Because blogs are conversations, not carefully controlled messages, you see a style that’s rare in brochures, reports and ads. In fact, the informal style is what readers trust. It makes them feel they are participating in an authentic exchange.

Every second a new blog is developed. Why? Because setting up a blog is easy, especially if you go to Blogger.com or WordPress.com. As a bonus, you can use their platforms, domain names and hosting for free.

But a somewhat more sophisticated process is what I suggest for those in the boating industry. The reason: maintaining the same look and feel throughout all business materials, including a blog, is just good marketing. That means paying for design and also for software that can be customized.

To get the most benefits from a blog, I recommend eight strategies for success:

1. Look to the future – Get your own domain name. If you piggyback onto another blog and it goes out of business, you lose links. If you piggyback and then move your blog, you also lose links. In the interconnected blogosphere, links allow readers to quickly and easily investigate anything commented on or referenced in a post.

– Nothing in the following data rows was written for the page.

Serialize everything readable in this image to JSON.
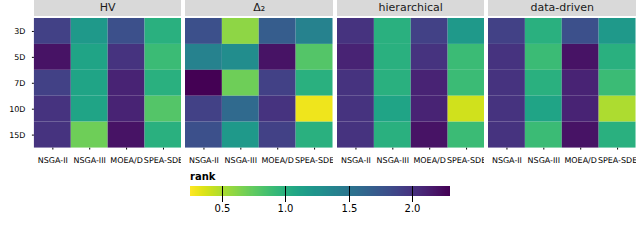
{
  "chart_data": {
    "type": "heatmap",
    "x_categories": [
      "NSGA-II",
      "NSGA-III",
      "MOEA/D",
      "SPEA-SDE"
    ],
    "y_categories": [
      "3D",
      "5D",
      "7D",
      "10D",
      "15D"
    ],
    "panels": [
      {
        "title": "HV",
        "values": [
          [
            1.9,
            1.2,
            1.8,
            1.0
          ],
          [
            2.2,
            1.1,
            2.0,
            0.9
          ],
          [
            1.9,
            1.1,
            2.1,
            1.0
          ],
          [
            2.0,
            1.1,
            2.1,
            0.8
          ],
          [
            2.0,
            0.7,
            2.2,
            1.0
          ]
        ]
      },
      {
        "title": "Δ₂",
        "values": [
          [
            1.8,
            0.6,
            1.7,
            1.4
          ],
          [
            1.4,
            1.3,
            2.2,
            0.8
          ],
          [
            2.3,
            0.7,
            1.9,
            1.0
          ],
          [
            1.9,
            1.6,
            2.0,
            0.3
          ],
          [
            1.8,
            1.2,
            1.9,
            1.0
          ]
        ]
      },
      {
        "title": "hierarchical",
        "values": [
          [
            2.0,
            1.0,
            1.9,
            1.2
          ],
          [
            2.1,
            1.0,
            2.0,
            0.9
          ],
          [
            2.0,
            1.0,
            2.1,
            0.9
          ],
          [
            2.0,
            1.1,
            2.1,
            0.4
          ],
          [
            2.0,
            1.0,
            2.2,
            0.9
          ]
        ]
      },
      {
        "title": "data-driven",
        "values": [
          [
            1.9,
            1.0,
            1.8,
            1.2
          ],
          [
            2.0,
            0.9,
            2.2,
            1.0
          ],
          [
            2.0,
            1.0,
            2.1,
            0.9
          ],
          [
            2.0,
            1.1,
            2.1,
            0.5
          ],
          [
            2.0,
            0.9,
            2.2,
            1.0
          ]
        ]
      }
    ],
    "color": "viridis",
    "color_label": "rank",
    "color_range": [
      0.25,
      2.3
    ],
    "color_ticks": [
      {
        "value": 0.5,
        "label": "0.5"
      },
      {
        "value": 1,
        "label": "1.0"
      },
      {
        "value": 1.5,
        "label": "1.5"
      },
      {
        "value": 2,
        "label": "2.0"
      }
    ]
  }
}
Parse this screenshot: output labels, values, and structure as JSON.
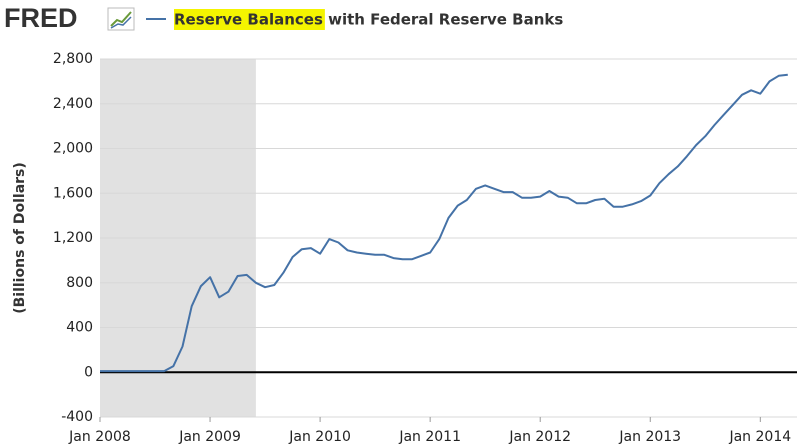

2. Make it personal – Use bloggers who are real people in real time. Remember: you want to answer buyers’ questions and needs. The goal is to focus on the customer, not on your organization,

3. Be authentic – Allow negative comments and feedback; it’s part of the authenticity. But don’t allow profanity or comments off topic, particularly in feedback. Publishing some guidelines will help.

4. Get the word out – Create a blogroll of links to other blogs. Also submit the blog to blog directories and news aggregators. A Web search will supply many sources. Consider using search engine optimization by creating keywords in domain names, post titles or headlines, tags for HTML coding such as headings, metatags and titles. To automatically inform services when you’ve updated your blog, use pingomatic.com.

5. Talk about it – Get even more interactive and develop a message board for forum topics. If you monitor comments, do it frequently and quickly, showing commitment to the dialogue.

6. Step back for a good look – Find out what the blogosphere is talking about, so you can react with forum topics. Go to technorati.com for a directory of blogs. Go to blogpulse.com for measurements of the level of conversation in blogs.

7. Go the distance – Allocate the necessary resources to keep the blog site relevant and timely. Show professionalism by catching and acknowledging errors and then fixing them.

8. Make it fit – Use blogging as one more piece in the marketing package. It’s not a stand-alone. Drive traffic to your blog by mentioning it on business cards, email signatures, ads, press releases and other marketing materials. Provide links to the blog from your Web site homepage.

In summary, the sheer magnitude of the blogosphere demands that you pay attention to it. Blogging is not a fad that will soon fade. Rather, audiences are relishing their power to be part of the conversation. Make sure you’re participating. Tap into the power of the blog.

Jerry Flaxman is co-producer and executive vice president of the Atlantic City In-Water Power Boat Show and past president of International Federation of Boat Show Organizers.